That’s what this exchange in today’s WaPo chat sounds like:
Kensington, Md.: Am I the only one who finds it irritating and childish when the media (and the public) assigns credit or blame to a president for the outcome of a small-scale touch-and-go military operation on the other side of the world? I’m a huge Obama supporter, but he is no more a hero because the waves held steady as our Navy sharpshooter took his aim than Jimmy Carter was a goat because an unexpected sandstorm jammed the helicopter engines during the 1980 hostage rescue mission. Does the media truly have no idea how irrational (and unrealistic) this hero/goat assignment practice is?
Michael A. Fletcher: No comment there. But it is our common practice.
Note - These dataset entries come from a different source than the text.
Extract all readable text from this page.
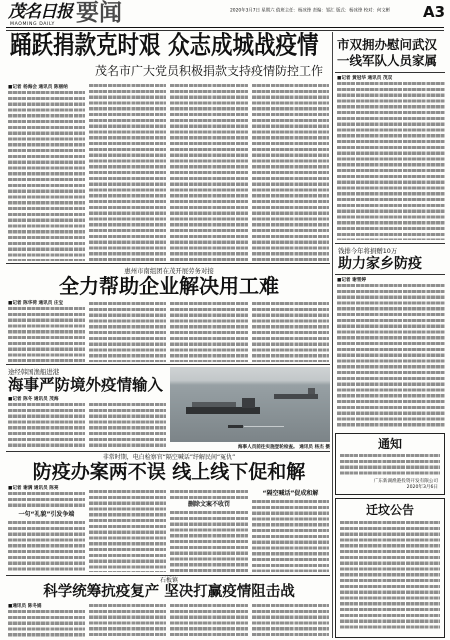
茂名日报
MAOMING DAILY 要闻	2020年3月7日 星期六 值班主任：杨冰锋 责编：邹汇 版式：杨冰锋 校对：何文彬 A3
踊跃捐款克时艰 众志成城战疫情
茂名市广大党员积极捐款支持疫情防控工作
■记者 杨海会 通讯员 陈丽纳
市双拥办慰问武汉
一线军队人员家属
■记者 黄冠华 通讯员 茂双
钱排今年将捐赠10万
助力家乡防疫
■记者 谢雪婷
通知
广东新湖渔港投资开发有限公司
2020年3月6日
迁坟公告
惠州市南组团在茂开展劳务对接
全力帮助企业解决用工难
■记者 陈华荷 通讯员 庄宝
途经韩国渔船进港
海事严防境外疫情输入
■记者 陈冬 通讯员 茂海
海事人员前往实施登轮检查。 通讯员 杨杰 摄
非常时期，电白检察官“隔空喊话”纾解民间“冤仇”
防疫办案两不误 线上线下促和解
■记者 谢满 通讯员 陈亮
一句“礼貌”引发争端
删除文案不收罚
“隔空喊话”促成和解
石板镇
科学统筹抗疫复产 坚决打赢疫情阻击战
■通讯员 陈冬娟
Think of the instant analysis after political debates about who “won.” Remember Al Gore’s eye roll? What did that have to with the substance of his answers? But did it say somehting about his personality? Rightly or wrongly, these incidents often come to define presidents, and I don’t think it is just because of the media coverage. It probably speaks to the few windows we get into their decision making. In this case, Obama could have said we’re not going to do something that risky. Or he could have done what he did–I think that says something, even if it doesn’t say as much as we often make it out to.
Until this begins to change, our political system is largely screwed. Leaders are now judged, at best, by random events over which they have little control, and, at worst, by Villagers’ sad attempts at psychoanalysis. Bush managed to transcend that through the magnitude of his incompetence, but, even then, it took the Village until 2005 to realize it, so wowed were they by the straight talk and the flight suit and what not.
Maybe some day that will change. But I’m not optimistic.